Multiple-vote share structures enable company owners to retain their decision-making power while raising capital through the stock market. These structures assign different voting rights to different classes of shares, allowing founders to maintain a say in key decisions despite public ownership. Belgian law currently bans these structures for listed companies under SA and SRL frameworks, although they are allowed for unlisted firms. According to the Commission, this discrepancy has led to uneven competition among EU Member States, as some allow multiple voting rights for listed SMEs, whereas others do not.
The new directive aims to harmonize rules across Member States, setting a baseline for multiple-vote share structures without requiring uniform legislation. Key protections are included to safeguard minority shareholders. For instance, any adoption or modification of multiple-vote shares affecting voting rights will need approval by a qualified majority at shareholder meetings.
Furthermore, Member States must set limits on voting weights for shares with multiple voting rights, either at the time of issuance or when certain voting thresholds are triggered.
Belgium, for instance, will have to amend Title VII of the Belgian Code of Companies and Associations (BCCA) within two years of the directive’s entry into force, which would be the 20th day from its date of publication in the Official Journal of the European Union. This amendment will allow listed SA and SRL companies to issue multiple-vote shares, aligning Belgian law with the directive’s provisions.
Enterprises that wish to enter a growth market will have to meet a set of transparency requirements. Prospective listings must publish detailed prospectuses outlining share capital structure, including any non-traded securities, share class distinctions, restrictions on share transfers, and identity of shareholders with special control rights. These disclosures are designed to inform investors about ownership structures and ensure accountability.
The European Commission will report to Parliament within five years on the directive’s effectiveness, covering metrics such as the number of SMEs using multiple-vote shares, their industry distribution, and investor protection measures.
This is not the only proposal for a growth-market-focused directive that has been adopted by the Council. In fact, on the same day, the European Council also adoped a proposal to update Directive 2014/EU, aiming to enhance EU capital market appeal and ease SME access to funding. This proposal aims to facilitate development and research services that are carried out by investment firms or third parties and that are used by, or communicated to, investment firms, their clients, or potential clients.
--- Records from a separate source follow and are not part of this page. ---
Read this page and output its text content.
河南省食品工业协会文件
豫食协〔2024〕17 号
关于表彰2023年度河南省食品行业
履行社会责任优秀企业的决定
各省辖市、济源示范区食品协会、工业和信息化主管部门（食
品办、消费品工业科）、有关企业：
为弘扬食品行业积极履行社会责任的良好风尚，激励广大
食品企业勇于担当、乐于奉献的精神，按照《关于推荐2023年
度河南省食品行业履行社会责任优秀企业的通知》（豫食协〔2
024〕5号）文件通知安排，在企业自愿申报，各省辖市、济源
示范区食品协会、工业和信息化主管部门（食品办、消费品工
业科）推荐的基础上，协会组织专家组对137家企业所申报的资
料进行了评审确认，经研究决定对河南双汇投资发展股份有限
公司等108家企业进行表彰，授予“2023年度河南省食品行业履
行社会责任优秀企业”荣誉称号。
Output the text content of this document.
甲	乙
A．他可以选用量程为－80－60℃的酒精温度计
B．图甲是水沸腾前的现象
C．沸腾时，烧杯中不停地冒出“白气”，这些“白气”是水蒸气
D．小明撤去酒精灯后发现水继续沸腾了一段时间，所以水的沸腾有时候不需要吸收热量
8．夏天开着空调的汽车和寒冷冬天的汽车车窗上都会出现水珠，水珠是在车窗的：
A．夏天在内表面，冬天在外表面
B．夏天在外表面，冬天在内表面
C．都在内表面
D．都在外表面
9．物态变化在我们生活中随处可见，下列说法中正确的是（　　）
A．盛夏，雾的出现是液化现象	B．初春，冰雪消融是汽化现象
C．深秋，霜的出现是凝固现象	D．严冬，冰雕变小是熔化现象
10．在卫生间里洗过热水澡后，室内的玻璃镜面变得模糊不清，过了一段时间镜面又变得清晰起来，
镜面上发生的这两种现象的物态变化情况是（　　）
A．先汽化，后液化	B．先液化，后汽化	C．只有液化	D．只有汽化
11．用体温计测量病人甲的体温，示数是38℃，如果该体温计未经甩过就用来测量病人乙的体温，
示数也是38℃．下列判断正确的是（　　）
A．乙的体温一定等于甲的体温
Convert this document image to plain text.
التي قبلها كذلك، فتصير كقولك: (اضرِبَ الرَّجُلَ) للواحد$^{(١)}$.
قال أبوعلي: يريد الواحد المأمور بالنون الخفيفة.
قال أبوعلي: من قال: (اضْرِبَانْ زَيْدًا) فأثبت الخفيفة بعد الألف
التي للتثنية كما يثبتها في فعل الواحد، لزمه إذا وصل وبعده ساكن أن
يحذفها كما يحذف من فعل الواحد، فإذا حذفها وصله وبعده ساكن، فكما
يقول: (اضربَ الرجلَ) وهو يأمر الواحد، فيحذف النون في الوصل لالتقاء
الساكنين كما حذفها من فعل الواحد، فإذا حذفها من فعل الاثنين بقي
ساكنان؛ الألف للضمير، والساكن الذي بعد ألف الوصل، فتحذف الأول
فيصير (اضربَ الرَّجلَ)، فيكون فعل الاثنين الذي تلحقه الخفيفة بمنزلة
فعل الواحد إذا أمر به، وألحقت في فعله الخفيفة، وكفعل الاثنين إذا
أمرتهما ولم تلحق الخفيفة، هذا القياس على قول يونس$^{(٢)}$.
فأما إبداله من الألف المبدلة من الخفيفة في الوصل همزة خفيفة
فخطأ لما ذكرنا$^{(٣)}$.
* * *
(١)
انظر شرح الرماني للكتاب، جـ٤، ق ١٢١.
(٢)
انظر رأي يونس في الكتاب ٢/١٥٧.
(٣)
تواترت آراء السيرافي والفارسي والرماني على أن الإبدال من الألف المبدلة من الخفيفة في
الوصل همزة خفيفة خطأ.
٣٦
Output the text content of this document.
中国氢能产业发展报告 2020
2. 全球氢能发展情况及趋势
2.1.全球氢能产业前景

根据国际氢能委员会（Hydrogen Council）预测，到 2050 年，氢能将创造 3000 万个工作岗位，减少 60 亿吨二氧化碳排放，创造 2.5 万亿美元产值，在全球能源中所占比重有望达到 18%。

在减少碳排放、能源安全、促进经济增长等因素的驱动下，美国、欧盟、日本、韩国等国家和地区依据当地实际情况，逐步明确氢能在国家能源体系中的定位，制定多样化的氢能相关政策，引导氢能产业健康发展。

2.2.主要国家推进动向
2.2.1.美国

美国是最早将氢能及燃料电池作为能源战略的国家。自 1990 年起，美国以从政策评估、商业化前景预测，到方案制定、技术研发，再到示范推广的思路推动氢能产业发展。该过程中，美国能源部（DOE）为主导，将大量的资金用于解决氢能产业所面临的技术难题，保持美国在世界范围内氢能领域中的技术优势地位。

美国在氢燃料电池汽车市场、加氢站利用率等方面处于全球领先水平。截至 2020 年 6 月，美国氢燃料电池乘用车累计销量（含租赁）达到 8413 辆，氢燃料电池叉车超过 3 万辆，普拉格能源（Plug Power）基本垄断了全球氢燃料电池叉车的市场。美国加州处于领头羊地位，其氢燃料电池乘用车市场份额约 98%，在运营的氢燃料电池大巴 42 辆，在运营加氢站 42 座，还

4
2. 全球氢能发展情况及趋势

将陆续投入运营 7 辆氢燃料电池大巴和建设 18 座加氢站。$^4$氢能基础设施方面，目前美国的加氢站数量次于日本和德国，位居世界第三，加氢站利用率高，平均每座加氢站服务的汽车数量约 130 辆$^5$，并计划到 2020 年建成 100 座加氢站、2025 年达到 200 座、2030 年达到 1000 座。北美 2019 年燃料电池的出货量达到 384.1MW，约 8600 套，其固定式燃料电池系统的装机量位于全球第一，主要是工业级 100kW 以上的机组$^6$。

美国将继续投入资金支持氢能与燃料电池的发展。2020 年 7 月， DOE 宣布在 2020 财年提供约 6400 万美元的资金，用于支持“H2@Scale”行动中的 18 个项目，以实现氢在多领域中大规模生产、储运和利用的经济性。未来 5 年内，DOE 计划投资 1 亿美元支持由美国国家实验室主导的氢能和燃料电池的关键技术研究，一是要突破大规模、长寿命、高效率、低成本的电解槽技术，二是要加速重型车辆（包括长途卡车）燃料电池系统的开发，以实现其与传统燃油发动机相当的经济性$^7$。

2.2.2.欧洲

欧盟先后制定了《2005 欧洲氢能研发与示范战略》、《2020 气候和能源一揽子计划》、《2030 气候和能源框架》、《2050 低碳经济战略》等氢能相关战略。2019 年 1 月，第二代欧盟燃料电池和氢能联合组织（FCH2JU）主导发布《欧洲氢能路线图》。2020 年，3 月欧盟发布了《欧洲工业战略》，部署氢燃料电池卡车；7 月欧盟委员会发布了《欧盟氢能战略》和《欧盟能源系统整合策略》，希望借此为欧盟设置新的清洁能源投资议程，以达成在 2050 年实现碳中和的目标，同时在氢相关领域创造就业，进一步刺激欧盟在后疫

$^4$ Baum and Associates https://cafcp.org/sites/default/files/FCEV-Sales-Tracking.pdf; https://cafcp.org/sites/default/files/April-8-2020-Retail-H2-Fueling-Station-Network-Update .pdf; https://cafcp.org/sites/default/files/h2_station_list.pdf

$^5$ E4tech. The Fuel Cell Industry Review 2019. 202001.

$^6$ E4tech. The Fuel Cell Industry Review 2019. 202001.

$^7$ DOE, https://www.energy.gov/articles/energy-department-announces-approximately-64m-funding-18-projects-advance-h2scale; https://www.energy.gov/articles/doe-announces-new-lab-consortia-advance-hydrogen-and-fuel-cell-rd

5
Such communications can be designated as “issuer-funded research” only if they are carried out in accordance with the EU code of conduct that applies to issuer-funded research. Otherwise, they are merely commercial communications.
Moreover, Member States must ensure that only companies with at least €1 million in anticipated market capitalization and a free float of 10% qualify for regulated market listing. Where capitalization cannot be estimated, companies must have €1 million in capital and reserves, including profit and loss, based on the prior financial year.
Additionally, the issuer of the security must be notified and must not object to its security being traded on an alternative platform.
Member States will have 18 months after the directive comes into force to adapt their legislation. The directive will enter into force 20 days after its publication in the Official Journal of the European Union. Within 4 years following its entry into force, the Commission will assess the effects of this directive on growth markets.
The effect of these legislative changes on SME growth markets remains to be seen. Euronext Access Brussels and Euronext Growth Brussels have yet to achieve significant uptake. Concerns over control dilution and the financial burden of going public continue to deter SMEs from listing.
Unlike the summer, which never waits for the swallow, SME listings on growth markets may take longer to flourish.